Baseball is an individual sports amid a team sport. Players like Ramirez who earn $22 million a year have to produce big numbers. He has to, as he says, produce when it counts most. He has to drive in runs and then turn around and play good defense.

The first base experiment has gone well. He’s not made an error. He’s saved throws on balls in the dirt, stretched on throws to get the out, and generally fielded well. He’s been a decent first baseman, certainly not a liability.

And there’s the maturity factor. Ramirez gets it now.

He’s also been able to avoid injury so far. The feeling is if he’s comfortable at first base, which he says he is, is less apt to hurt himself.

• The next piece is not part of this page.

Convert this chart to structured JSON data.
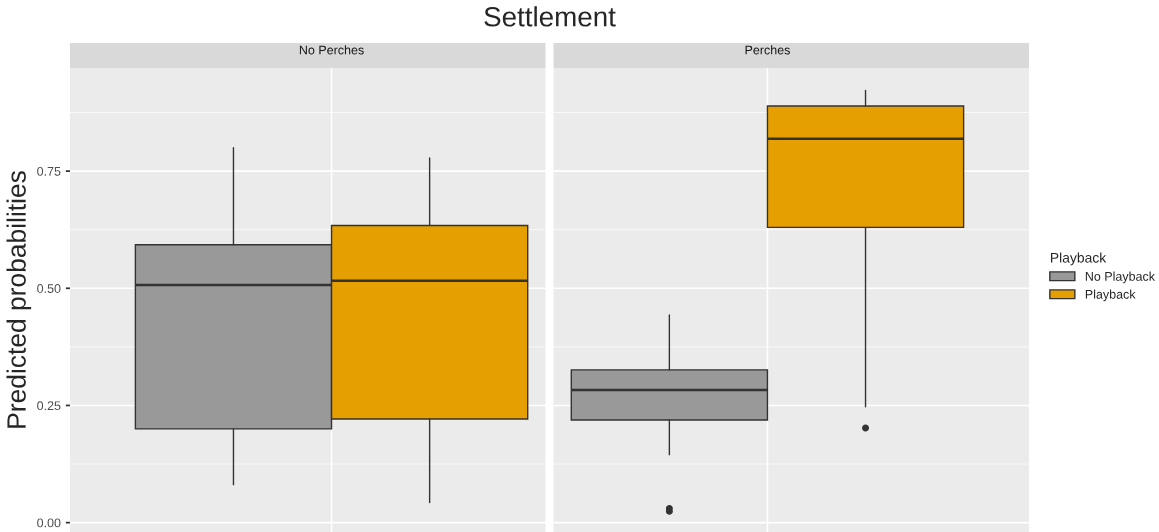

We’ll see. He’s advanced in so many areas. What he must be now is dominant in the lineup, closer to his career averages. Everyone expects a complete player, offensively and defensively, if the $88 million commitment to him is going to be worthwhile.

That didn’t happen last season. He has a chance this season to make up for it.

He has the fans on his side. Fans like players who hustle, and he’s doing that. Fans like players who run the bases well and hard, and he’s doing that.

Now, as the No. 5 hitter, he must produce big-time offensive numbers and big-time hits. When he starts doing that, we’ll know Ramirez has done a 180-degree turn in his career and life.